Now that a whole weekend has elapsed, this is probably old news already. With gossip moving at the speed of broadband these days, we’re probably not the first to tell you that Kim Gordon and Thurston Moore are getting a divorce. Then again, perhaps you haven’t heard. They decided to break the news as quietly as possible with the old sneak out a press release to one magazine at 7 pm on a Friday night tactic for dropping a newsbomb.
It’s a good strategy, often used in Washington for releasing something that will be politically damaging. You slip that news out there Friday evening when people are at happy hour and ready to get on with their weekend plans and generally keeping their computers off and their phones in their pockets, and then by Monday when everybody plugs in again it’s already old news and something else is about to happen somewhere in the world, if it hasn’t already.

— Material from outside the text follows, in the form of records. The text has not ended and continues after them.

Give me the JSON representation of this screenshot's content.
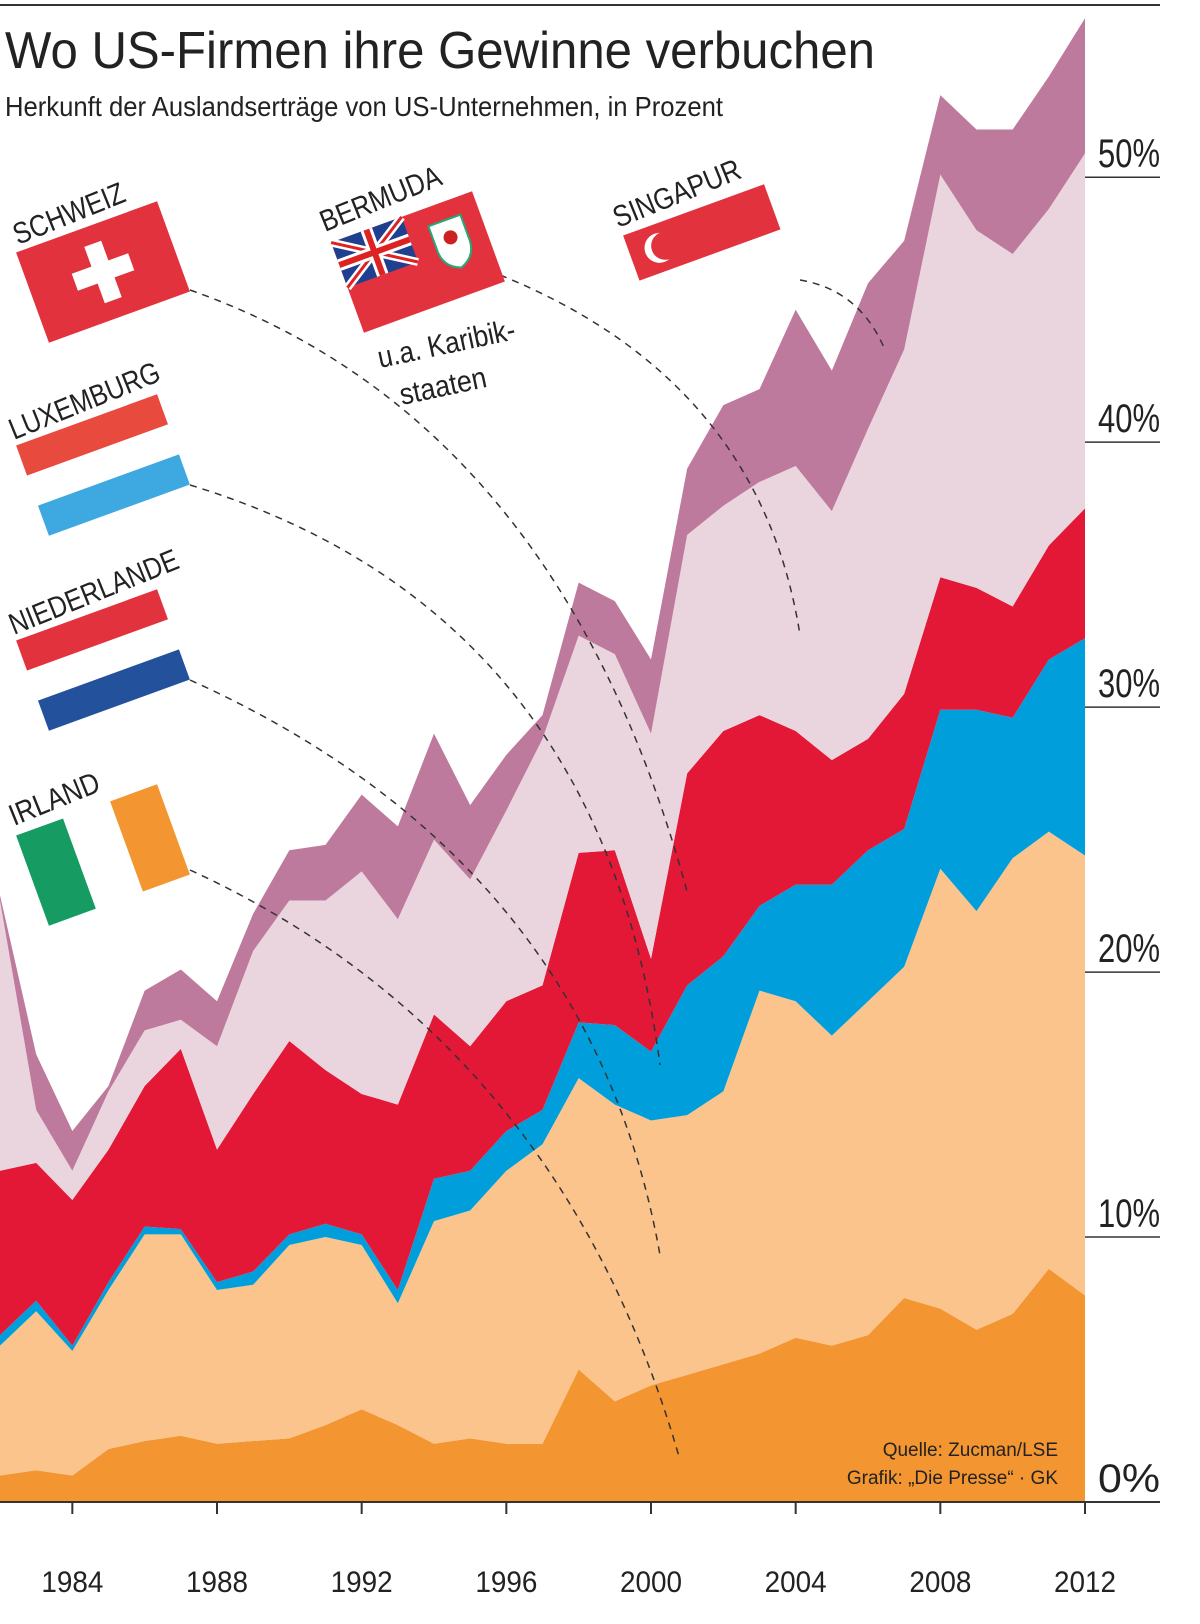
{
  "chart_data": {
    "type": "area",
    "stacked": true,
    "title": "Wo US-Firmen ihre Gewinne verbuchen",
    "subtitle": "Herkunft der Auslandserträge von US-Unternehmen, in Prozent",
    "x": [
      1982,
      1983,
      1984,
      1985,
      1986,
      1987,
      1988,
      1989,
      1990,
      1991,
      1992,
      1993,
      1994,
      1995,
      1996,
      1997,
      1998,
      1999,
      2000,
      2001,
      2002,
      2003,
      2004,
      2005,
      2006,
      2007,
      2008,
      2009,
      2010,
      2011,
      2012
    ],
    "xlim": [
      1982,
      2012
    ],
    "xticks": [
      1984,
      1988,
      1992,
      1996,
      2000,
      2004,
      2008,
      2012
    ],
    "ylim": [
      0,
      56.5
    ],
    "yticks": [
      {
        "value": 0,
        "label": "0%"
      },
      {
        "value": 10,
        "label": "10%"
      },
      {
        "value": 20,
        "label": "20%"
      },
      {
        "value": 30,
        "label": "30%"
      },
      {
        "value": 40,
        "label": "40%"
      },
      {
        "value": 50,
        "label": "50%"
      }
    ],
    "series": [
      {
        "name": "IRLAND",
        "color": "#f39530",
        "values": [
          1.0,
          1.2,
          1.0,
          2.0,
          2.3,
          2.5,
          2.2,
          2.3,
          2.4,
          2.9,
          3.5,
          2.9,
          2.2,
          2.4,
          2.2,
          2.2,
          5.0,
          3.8,
          4.4,
          4.8,
          5.2,
          5.6,
          6.2,
          5.9,
          6.3,
          7.7,
          7.3,
          6.5,
          7.1,
          8.8,
          7.8
        ]
      },
      {
        "name": "NIEDERLANDE",
        "color": "#fbc48c",
        "values": [
          4.9,
          6.0,
          4.7,
          6.0,
          7.8,
          7.6,
          5.8,
          5.9,
          7.3,
          7.1,
          6.2,
          4.6,
          8.4,
          8.6,
          10.3,
          11.3,
          11.0,
          11.2,
          10.0,
          9.8,
          10.3,
          13.7,
          12.7,
          11.7,
          12.6,
          12.5,
          16.6,
          15.8,
          17.2,
          16.5,
          16.6
        ]
      },
      {
        "name": "LUXEMBURG",
        "color": "#009fdc",
        "values": [
          0.4,
          0.4,
          0.2,
          0.3,
          0.3,
          0.2,
          0.3,
          0.5,
          0.4,
          0.5,
          0.4,
          0.5,
          1.6,
          1.5,
          1.5,
          1.3,
          2.1,
          3.0,
          2.6,
          4.9,
          5.1,
          3.2,
          4.4,
          5.7,
          5.7,
          5.2,
          6.0,
          7.6,
          5.3,
          6.5,
          8.2
        ]
      },
      {
        "name": "SCHWEIZ",
        "color": "#e31837",
        "values": [
          6.2,
          5.2,
          5.5,
          5.0,
          5.3,
          6.8,
          5.0,
          6.7,
          7.3,
          5.8,
          5.3,
          7.0,
          6.2,
          4.7,
          4.9,
          4.7,
          6.4,
          6.6,
          3.5,
          8.0,
          8.5,
          7.2,
          5.8,
          4.7,
          4.2,
          5.1,
          5.0,
          4.6,
          4.2,
          4.3,
          4.9
        ]
      },
      {
        "name": "BERMUDA",
        "color": "#ead5de",
        "values": [
          10.2,
          2.0,
          1.1,
          2.2,
          2.1,
          1.1,
          3.9,
          5.4,
          5.3,
          6.4,
          8.4,
          7.0,
          6.6,
          6.3,
          7.2,
          9.3,
          8.2,
          7.4,
          8.5,
          9.0,
          8.5,
          8.8,
          10.0,
          9.4,
          11.7,
          13.0,
          15.2,
          13.5,
          13.3,
          12.7,
          13.4
        ]
      },
      {
        "name": "SINGAPUR",
        "color": "#be7a9d",
        "values": [
          0.2,
          2.1,
          1.5,
          0.2,
          1.5,
          1.9,
          1.7,
          1.4,
          1.9,
          2.1,
          2.9,
          3.5,
          4.0,
          2.8,
          2.1,
          0.9,
          2.0,
          2.0,
          2.8,
          2.5,
          3.8,
          3.5,
          5.9,
          5.3,
          5.5,
          4.1,
          3.0,
          3.8,
          4.7,
          5.0,
          5.1
        ]
      }
    ],
    "notes": [
      "u.a. Karibik-",
      "staaten"
    ],
    "source": "Quelle: Zucman/LSE",
    "credit": "Grafik: „Die Presse“ · GK"
  }
}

Try as we might, we just can’t bring ourselves to care about this news at all. We don’t know Thurston Moore. We’re not friends with Kim Gordon. (Full disclosure: We are friends with Kim Gordon’s Panties on Facebook.) Maybe we’re just a right bastard, but compassion is a scarce enough commodity, and we’d rather save ours for people we’ve actually met. If we fall all over ourselves wringing our hands, wailing and moaning about Kim and Thurston, it basically makes us no better than the TMZ set, hashing out the sordid details of Paul McCartney’s divorce.
It’s an apt comparison. Sonic Youth are certainly the Beatles of indie rock. What people always forget about the Beatles though is that they broke up at exactly the right time. They had done just about everything they could do as Beatles. Can you imagine the Beatles playing through the 80’s? Into the 90’s? They would have sounded like Wings.
Try as we might, we just can’t give a shit about “The uncertain future of the band.” Sonic “Youth” is actually our parents’ age (and we’re 31). They’ve released sixteen (16!) full length records. There’s not really any need to make more records until we get around to buying the 13 albums we don’t own. The three that we do have on our shelves are so fucking good that we’re still not tired of them yet. It’s one of the reasons we’re actually happy about the impending Double Dagger breakup. Their records are so good, we’re not going to get tired of them anytime soon.
The only unresolved point of interest with the Sonic Divorce? Who gets the Washing Machine?